Validation of LINEUP

The 1995 version of LINEUP was used during 389 1994 TBA games. The observed record was 183-136 (0.574), and the predicted winning % via LINEUP Gaussian W% was 0.585 or roughly 187 wins. Since the predicted standard deviation for these games was about 8.5 wins (assuming a one sample binomial model for game-to-game winning percentage), the LINEUP prediction is well within the 'uncertainty' of the data, especially considering that the prediction ignores bench and bullpen strength. For the same set of games, the Pythagorean values were 0.571 and 0.567 for the basic and Gaussian RC respectively.

Using the SOM computer game and the 1993 season data, a fixed pair of lineups were played against each other over 11,000 times. The computer manager was set to highly conservative settings for stealing and strategy plays, and players with poor stealing ability (but average base running) were used. Also, the starting pitchers were set to 9 endurance and the early fatigue rules were disabled. Finally no substitutions were possible (both benches and bullpens were empty, and the rotations were 4 identical pitchers). The observed winning % was 0.610, with a standard deviation of approximately 0.005. LINEUP gave 0.610 (Gaussian RC) and 0.613 (regular RC) for the Pythagorean winning % values and 0.639 for the Gaussian winning % value. This means that the Pythagorean values have less that a 5% chance of being inaccurate given this data, while the Gaussian winning % value is almost certainly optimistic (e.g., tends to be too far from 0.500), or the chance that Gaussian winning % is indeed accurate is less than 1%.

These and other experiments have lead us to the following conclusions.

1. The Pythagorean values are undoubtedly more accurate as the game becomes one-sided.

2. The Gaussian value, although generally optimistic, tends to do better in predicting close games. This is not a clear cut result because it takes an enormous number of trials to tell two close teams apart (>1,000,000 to get the standard deviation of W% down to 0.0005 !) with high confidence, and we just don't have enough data yet.

3. LINEUP Pythagorean winning % estimates are accurate to 2 significant digits, and the noise is somewhere around + or - 0.005 (i.e., a substitution that produces a 0.010 change is close to a wash).

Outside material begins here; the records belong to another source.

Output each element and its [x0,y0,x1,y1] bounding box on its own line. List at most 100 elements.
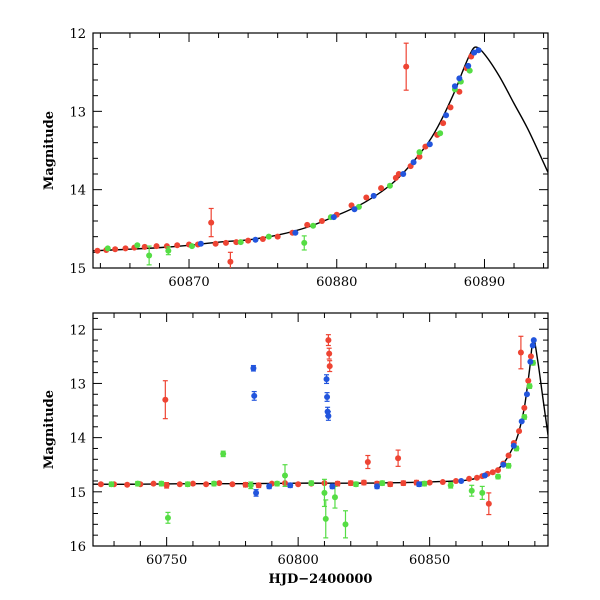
data-point-green [247,482,254,489]
data-point-green [210,480,217,487]
data-point-red [426,479,433,486]
data-point-green [134,242,141,249]
data-point-red [495,467,502,474]
data-point-red [416,153,423,160]
data-point-red [440,120,447,127]
data-point-red [505,452,512,459]
data-point-red [452,477,459,484]
data-point-red [150,480,157,487]
data-point-blue [518,418,525,425]
y-axis-title: Magnitude [42,111,57,190]
data-point-green [265,233,272,240]
data-point-blue [410,159,417,166]
data-point-green [466,67,473,74]
data-point-red [326,363,333,370]
data-point-red [304,221,311,228]
data-point-blue [351,206,358,213]
data-point-green [331,494,338,501]
data-point-green [342,521,349,528]
data-point-red [189,480,196,487]
y-tick-label: 16 [69,540,86,555]
data-point-green [479,489,486,496]
data-point-green [134,480,141,487]
data-point-red [516,428,523,435]
y-tick-label: 13 [69,377,86,392]
data-point-blue [465,62,472,69]
data-point-green [505,462,512,469]
y-tick-label: 13 [69,105,86,120]
data-point-blue [529,342,536,349]
data-point-red [363,194,370,201]
series-green [104,67,473,266]
data-point-green [468,487,475,494]
data-point-blue [330,214,337,221]
data-point-green [322,515,329,522]
series-red [97,334,534,516]
data-point-blue [523,391,530,398]
data-point-red [174,242,181,249]
data-point-red [227,258,234,265]
data-point-red [222,239,229,246]
data-point-red [378,185,385,192]
data-point-red [521,404,528,411]
data-point-red [176,481,183,488]
data-point-red [94,247,101,254]
data-point-green [164,514,171,521]
data-point-red [326,350,333,357]
data-point-green [353,481,360,488]
x-tick-label: 60850 [409,553,450,568]
data-point-green [146,252,153,259]
data-point-green [158,480,165,487]
data-point-red [153,243,160,250]
data-point-blue [458,477,465,484]
data-point-red [233,239,240,246]
data-point-red [347,480,354,487]
data-point-green [104,245,111,252]
plot-area [93,334,548,539]
data-point-red [295,481,302,488]
chart-panel-2: 60750 60800 60850 12 13 14 15 16 Magnitude HJD−24… [42,312,549,587]
data-point-green [310,222,317,229]
y-axis-title: Magnitude [42,390,57,469]
data-point-red [400,480,407,487]
data-point-red [447,104,454,111]
data-point-blue [292,229,299,236]
data-point-red [274,233,281,240]
data-point-blue [374,483,381,490]
data-point-green [220,450,227,457]
data-point-blue [456,75,463,82]
data-point-red [141,243,148,250]
data-point-blue [475,47,482,54]
series-blue [197,47,482,247]
y-tick-label: 14 [69,184,86,199]
data-point-green [301,239,308,246]
data-point-red [360,479,367,486]
x-tick-label: 60870 [168,275,209,290]
data-point-blue [197,240,204,247]
data-point-red [325,337,332,344]
data-point-blue [416,481,423,488]
data-point-red [525,377,532,384]
data-point-red [216,480,223,487]
data-point-red [403,63,410,70]
data-point-red [456,88,463,95]
data-point-green [495,473,502,480]
chart-panel-1: 60870 60880 60890 12 13 14 15 Magnitude [42,27,549,290]
x-tick-label: 60750 [146,553,187,568]
data-point-red [245,237,252,244]
y-tick-label: 12 [69,323,86,338]
data-point-red [162,396,169,403]
data-point-red [112,246,119,253]
data-point-blue [250,365,257,372]
data-point-red [318,218,325,224]
data-point-red [439,479,446,486]
data-point-blue [527,358,534,365]
data-point-blue [329,483,336,490]
data-point-green [165,247,172,254]
x-tick-label: 60890 [464,275,505,290]
data-point-blue [443,112,450,119]
data-point-green [274,480,281,487]
plot-frame [92,32,549,269]
plot-frame [92,312,549,547]
data-point-red [212,240,219,247]
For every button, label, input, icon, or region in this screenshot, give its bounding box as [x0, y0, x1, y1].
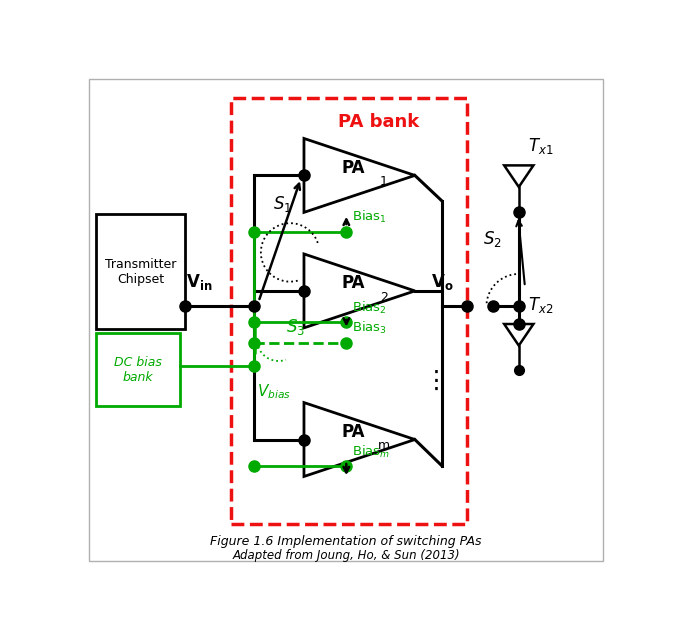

Based on all of this, you may ask why do we include the Gaussian winning % ? For two reasons: (1) it has far better theoretical support than the empirical Pythagorean measure, and (2) it is much more amenable to small refinements as we increase the accuracy of our SOM runs created model. We anticipate eventually improving it's accuracy to exceed that of the Pythagorean values.

Overall there is strong evidence for LINEUP as a statistically accurate predictor of W% in SOM baseball.